The deficit of $485.2 billion through December is more than four times the $108.8 billion in red ink recorded during the year-ago period.
Meanwhile, the $40.4 billion trade deficit in November was the smallest monthly gap since November 2003. If left the trade deficit for the year running at an annual rate of $688.2 billion, down slightly from last year's $700.3 billion, which had marked the first drop after five consecutive years of record imbalances.
Analysts are predicting the trade deficit for all of 2009 will be less than half of this year's imbalance, reflecting the U.S. recession, which has cut import demand for merchandise and energy products, and helped to dampen oil prices after they hit a record high of $147 per barrel last July.
For November, imports fell by 12 percent to $183.2 billion, the lowest level in 2 1/2 years. The huge decline was led by the largest-ever drop in crude oil, reflecting a record fall in the average price of a barrel of crude. Total petroleum imports were down 36.5 percent to $23.6 billion.
American manufacturers are facing not only slumping demand at home but also around the world as the global economy falls into recession.
Alcoa Inc., the world's third largest aluminum company, reported late Monday that it lost $1.19 billion during the fourth quarter of last year as demand for aluminum plunged. Pittsburgh-based Alcoa last week announced plans to lay off about 13 percent of its global work force by the end of this year.

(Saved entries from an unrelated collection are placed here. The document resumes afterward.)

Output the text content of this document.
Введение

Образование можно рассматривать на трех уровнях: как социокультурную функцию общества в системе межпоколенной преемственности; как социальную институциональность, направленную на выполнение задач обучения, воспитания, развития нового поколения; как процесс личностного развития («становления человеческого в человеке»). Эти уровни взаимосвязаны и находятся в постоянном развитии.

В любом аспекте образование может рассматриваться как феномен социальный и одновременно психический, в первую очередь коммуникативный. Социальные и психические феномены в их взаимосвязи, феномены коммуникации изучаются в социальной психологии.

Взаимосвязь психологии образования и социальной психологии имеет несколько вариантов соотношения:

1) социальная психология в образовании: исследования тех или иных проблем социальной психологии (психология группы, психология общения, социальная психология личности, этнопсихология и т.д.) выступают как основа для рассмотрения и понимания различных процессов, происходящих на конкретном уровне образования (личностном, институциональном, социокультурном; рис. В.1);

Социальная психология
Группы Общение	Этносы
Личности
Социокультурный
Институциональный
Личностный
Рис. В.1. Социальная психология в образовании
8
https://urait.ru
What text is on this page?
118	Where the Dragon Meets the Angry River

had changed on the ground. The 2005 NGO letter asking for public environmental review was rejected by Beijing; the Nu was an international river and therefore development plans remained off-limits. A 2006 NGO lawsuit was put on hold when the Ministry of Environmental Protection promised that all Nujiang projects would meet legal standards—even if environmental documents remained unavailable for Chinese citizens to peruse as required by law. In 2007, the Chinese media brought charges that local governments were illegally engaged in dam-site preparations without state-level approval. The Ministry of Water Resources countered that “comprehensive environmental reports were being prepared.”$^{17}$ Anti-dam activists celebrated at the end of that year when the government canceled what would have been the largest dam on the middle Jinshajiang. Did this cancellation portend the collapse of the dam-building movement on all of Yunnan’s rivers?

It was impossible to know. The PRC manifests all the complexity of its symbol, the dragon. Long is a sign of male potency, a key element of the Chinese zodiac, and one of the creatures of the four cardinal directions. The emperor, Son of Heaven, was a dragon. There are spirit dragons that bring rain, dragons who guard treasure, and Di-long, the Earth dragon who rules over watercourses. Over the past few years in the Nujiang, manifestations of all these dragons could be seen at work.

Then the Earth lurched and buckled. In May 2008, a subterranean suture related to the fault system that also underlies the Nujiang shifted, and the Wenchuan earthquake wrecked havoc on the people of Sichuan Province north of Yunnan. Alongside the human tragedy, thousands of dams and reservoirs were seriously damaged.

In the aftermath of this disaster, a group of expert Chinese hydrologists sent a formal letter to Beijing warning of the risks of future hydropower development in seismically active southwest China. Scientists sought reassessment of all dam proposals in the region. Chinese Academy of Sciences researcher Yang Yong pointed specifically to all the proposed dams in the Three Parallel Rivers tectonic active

For November, exports of goods and services dropped by 5.9 percent to $142.8 billion, the smallest level in 14 months. This reflected big declines in sales of American farm products, autos and heavy machinery.
Aircraft manufacturer Boeing Co. announced last week that it planned to cut about 3 percent of its work force as the weakening global economy has cut into demand for new orders for jetliners, and Caterpillar Inc. said last month that it planned to cut executive pay by up to 50 percent in 2009 because of weakening global demand.